Chair at Basilica of St John LateranSome were disappointed that Pope Francis did not celebrate Holy Thursday Mass from the Basilica of St John Lateran, his church, instead opting to celebrate Mass with prisoners. Those people expected the pope to continue a custom which employed high liturgy and opulence. They argue on the side of transcendence. It is the same argument that brought a new English translation of the Catholic Mass a year and a half ago, changing “cup” to “chalice” and bringing language with a more “transcendent” sound. Here’s the Prayer after Communion from the Third Sunday of Easter which Catholics would have heard yesterday:

Look with kindness upon your people, O Lord,
and grant, we pray,
that those you were pleased to renew by eternal mysteries
may attain in their flesh
the incorruptible glory of the resurrection.

It takes a couple reads to fully get the meaning. But sometimes we try so hard to transcend this world that we don’t live in it. I often hear, in devotion, an overuse of religious words like  “blessed”, “most holy”, or “venerable”. Religious language has its purpose, but at times it has the danger of becoming an escape from everyday ordinariness. That’s the ordinariness in which Pope Francis found God by celebrating Mass and washing the feet of prisoners.

The “dirt” of the here and now
In the desire to see something regal or hear something transcendent which “points” to God’s glory, we forget that God’s glory is pointing to the ordinary and the plain. For me there’s something more real of God in a prison with the marginalised than at a palatial church. If we truly believe God is in all things then we can find God not only in high liturgy and “transcendent” language, but just as much in a coffee table Mass and in the imperfect language of someone less educated, even in the feet of a prisoner.

It might seem offensive to talk about God being in the “dirt” of the here and now but is that not the sacramental life of Catholics? Stuff like bread and wine and fire and water and oil and palm leaves do not just point to God. The beauty of these things show us that God’s presence comes down into those things, making them holy. The Incarnation gave humanity itself a new holiness. It sanctified the “earthly” things of this world. Jesus spoke often about the Kingdom and what was beyond our world, but he most certainly showed people the holiness of the ordinary.

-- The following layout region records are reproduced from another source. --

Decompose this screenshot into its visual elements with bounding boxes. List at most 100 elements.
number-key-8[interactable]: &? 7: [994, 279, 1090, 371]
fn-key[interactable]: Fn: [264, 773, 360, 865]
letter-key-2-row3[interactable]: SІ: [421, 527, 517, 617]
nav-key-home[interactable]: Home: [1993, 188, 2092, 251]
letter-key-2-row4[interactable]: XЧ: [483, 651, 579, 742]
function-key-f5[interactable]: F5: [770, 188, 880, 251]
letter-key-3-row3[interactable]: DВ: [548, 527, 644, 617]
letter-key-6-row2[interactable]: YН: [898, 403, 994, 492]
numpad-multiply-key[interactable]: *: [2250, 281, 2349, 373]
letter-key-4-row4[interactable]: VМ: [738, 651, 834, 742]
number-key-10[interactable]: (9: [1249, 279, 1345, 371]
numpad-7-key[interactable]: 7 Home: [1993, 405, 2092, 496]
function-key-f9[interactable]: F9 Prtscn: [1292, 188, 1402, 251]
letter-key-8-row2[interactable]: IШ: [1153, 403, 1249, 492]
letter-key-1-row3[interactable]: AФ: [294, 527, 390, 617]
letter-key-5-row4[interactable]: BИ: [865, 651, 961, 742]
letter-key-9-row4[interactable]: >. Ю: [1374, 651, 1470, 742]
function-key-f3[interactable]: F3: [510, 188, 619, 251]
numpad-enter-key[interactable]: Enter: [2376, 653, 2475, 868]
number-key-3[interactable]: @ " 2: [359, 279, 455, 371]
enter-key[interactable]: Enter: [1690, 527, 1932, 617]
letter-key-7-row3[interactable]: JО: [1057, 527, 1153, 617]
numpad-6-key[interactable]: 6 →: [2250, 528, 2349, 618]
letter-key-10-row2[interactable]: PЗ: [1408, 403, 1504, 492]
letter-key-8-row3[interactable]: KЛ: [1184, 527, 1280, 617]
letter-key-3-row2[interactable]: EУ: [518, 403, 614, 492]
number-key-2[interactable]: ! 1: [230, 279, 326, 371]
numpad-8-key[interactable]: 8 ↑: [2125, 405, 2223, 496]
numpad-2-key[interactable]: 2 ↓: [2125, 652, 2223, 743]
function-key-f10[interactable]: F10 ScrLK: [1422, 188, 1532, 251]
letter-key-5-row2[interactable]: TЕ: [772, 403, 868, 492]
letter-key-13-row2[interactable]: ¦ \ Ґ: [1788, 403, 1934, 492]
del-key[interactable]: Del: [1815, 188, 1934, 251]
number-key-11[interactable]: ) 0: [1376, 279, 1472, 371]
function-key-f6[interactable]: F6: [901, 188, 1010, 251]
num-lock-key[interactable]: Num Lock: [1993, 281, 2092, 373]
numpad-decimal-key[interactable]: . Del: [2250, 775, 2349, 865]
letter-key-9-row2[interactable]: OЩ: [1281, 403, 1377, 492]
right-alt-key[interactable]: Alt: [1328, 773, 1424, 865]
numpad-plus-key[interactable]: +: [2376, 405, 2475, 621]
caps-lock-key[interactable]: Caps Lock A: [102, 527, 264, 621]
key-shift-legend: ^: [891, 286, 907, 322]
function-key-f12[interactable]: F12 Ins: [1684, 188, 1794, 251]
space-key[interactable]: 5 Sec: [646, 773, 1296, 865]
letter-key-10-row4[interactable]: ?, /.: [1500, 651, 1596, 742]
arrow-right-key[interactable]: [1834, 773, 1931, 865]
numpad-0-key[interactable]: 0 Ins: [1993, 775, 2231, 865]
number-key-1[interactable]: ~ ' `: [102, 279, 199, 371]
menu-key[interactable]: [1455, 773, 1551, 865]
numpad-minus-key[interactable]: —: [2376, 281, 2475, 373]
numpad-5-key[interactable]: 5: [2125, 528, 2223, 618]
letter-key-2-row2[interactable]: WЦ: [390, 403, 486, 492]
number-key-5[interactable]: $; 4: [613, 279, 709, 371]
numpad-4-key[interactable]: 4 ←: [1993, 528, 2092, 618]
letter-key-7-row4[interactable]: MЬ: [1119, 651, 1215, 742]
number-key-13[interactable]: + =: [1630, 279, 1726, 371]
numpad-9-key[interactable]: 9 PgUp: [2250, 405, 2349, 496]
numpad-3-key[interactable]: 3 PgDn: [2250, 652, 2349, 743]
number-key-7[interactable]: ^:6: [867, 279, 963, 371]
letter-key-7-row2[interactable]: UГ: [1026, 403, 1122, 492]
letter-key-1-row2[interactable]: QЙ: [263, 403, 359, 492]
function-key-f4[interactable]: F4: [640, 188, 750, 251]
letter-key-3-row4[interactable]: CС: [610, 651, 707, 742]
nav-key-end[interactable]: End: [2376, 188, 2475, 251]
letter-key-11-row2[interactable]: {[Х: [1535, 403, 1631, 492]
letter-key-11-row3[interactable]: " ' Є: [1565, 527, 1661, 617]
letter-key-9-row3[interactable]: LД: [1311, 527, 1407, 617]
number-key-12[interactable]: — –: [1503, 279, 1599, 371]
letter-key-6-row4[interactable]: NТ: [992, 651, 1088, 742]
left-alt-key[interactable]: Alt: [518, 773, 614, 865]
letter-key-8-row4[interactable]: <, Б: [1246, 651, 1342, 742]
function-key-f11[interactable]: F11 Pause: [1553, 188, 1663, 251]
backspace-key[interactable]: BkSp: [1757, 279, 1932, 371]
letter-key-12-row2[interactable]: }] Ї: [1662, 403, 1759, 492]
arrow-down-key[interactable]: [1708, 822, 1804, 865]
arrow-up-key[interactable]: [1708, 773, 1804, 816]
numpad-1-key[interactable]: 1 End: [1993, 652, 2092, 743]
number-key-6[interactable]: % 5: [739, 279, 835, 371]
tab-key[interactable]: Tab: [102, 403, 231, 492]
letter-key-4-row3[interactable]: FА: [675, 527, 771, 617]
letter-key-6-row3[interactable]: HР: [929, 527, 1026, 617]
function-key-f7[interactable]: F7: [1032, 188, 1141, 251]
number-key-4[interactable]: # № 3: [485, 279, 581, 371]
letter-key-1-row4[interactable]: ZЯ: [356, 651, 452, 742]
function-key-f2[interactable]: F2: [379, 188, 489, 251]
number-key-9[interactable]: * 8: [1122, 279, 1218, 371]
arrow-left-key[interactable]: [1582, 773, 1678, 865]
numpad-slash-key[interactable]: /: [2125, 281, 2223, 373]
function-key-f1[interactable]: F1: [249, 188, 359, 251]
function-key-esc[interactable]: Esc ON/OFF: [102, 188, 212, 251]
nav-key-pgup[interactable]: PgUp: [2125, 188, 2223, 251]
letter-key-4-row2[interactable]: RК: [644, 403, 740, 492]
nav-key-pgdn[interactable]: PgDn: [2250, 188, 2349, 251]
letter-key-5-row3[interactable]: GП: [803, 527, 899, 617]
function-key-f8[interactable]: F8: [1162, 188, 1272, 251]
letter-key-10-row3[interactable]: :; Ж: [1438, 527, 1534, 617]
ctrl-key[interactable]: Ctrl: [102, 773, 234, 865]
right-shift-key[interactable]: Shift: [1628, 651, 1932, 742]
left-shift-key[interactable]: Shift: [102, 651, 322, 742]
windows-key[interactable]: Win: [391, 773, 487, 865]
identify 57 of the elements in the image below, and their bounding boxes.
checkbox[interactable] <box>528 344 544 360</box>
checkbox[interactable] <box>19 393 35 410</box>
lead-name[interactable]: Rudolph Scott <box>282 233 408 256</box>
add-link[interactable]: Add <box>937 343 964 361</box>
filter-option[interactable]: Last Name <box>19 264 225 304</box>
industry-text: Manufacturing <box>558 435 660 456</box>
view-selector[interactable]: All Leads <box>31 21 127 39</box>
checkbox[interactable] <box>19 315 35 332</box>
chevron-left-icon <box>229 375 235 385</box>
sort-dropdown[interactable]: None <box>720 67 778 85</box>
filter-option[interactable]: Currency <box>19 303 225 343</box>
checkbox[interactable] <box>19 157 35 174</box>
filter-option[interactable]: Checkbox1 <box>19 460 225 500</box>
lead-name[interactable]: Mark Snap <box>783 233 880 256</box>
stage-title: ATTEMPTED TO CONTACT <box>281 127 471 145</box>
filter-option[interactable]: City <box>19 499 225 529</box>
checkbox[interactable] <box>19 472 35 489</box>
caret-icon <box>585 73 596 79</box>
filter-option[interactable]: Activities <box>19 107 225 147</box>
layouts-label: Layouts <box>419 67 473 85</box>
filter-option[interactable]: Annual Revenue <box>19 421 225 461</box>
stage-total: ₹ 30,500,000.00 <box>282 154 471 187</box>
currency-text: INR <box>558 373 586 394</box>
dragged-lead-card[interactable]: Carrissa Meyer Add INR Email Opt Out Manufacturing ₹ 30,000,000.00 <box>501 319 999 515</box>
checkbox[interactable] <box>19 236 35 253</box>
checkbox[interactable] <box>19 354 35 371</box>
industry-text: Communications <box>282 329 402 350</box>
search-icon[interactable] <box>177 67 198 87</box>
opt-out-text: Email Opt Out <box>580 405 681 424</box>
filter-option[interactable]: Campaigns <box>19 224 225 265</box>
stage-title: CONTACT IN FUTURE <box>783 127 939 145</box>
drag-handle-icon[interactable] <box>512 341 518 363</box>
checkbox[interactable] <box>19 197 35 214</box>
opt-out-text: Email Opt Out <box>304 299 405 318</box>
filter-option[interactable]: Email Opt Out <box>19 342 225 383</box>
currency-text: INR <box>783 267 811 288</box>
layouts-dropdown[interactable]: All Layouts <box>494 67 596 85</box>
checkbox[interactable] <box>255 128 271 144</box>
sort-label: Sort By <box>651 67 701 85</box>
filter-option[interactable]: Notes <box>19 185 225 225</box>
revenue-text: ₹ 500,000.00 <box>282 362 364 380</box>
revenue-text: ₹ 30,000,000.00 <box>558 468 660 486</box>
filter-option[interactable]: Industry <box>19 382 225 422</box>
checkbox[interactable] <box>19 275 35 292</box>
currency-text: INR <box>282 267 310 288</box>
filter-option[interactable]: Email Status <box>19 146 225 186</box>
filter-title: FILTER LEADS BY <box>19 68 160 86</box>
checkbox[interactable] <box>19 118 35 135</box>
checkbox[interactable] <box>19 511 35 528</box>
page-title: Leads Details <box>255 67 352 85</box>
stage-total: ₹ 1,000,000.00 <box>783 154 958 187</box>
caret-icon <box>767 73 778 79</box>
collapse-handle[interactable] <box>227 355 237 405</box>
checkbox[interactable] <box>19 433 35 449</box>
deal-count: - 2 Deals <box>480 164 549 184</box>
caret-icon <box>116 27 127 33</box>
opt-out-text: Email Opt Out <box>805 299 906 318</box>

Building 429 in their song Where I Belong sings, “All I know is I’m not home yet / This is not where I belong / Take this world and give me Jesus / This is not where I belong.” Why do we forget that this is where God placed us for these 80 or so years? This is where we belong now and it’s where we can find God: in the here and now. We find God in the feet of prisoners, in simple language, and in the people around us. The pope’s simplicity and step back from pomp and circumstance (even avoidance of certain chanting at Mass) does not disregard the transcendent beauty of religious art, language, or liturgy. It simply reminds us that God’s spirit resides in the forgotten parts of the world like the marginalised, the oppressed, the poor, and in the plain and everyday circumstances of ordinary people. Just as the disciples were ordinary, Pope Francis is hoping to show that he too is ordinary, a human being made in the likeness of God, in the here and now.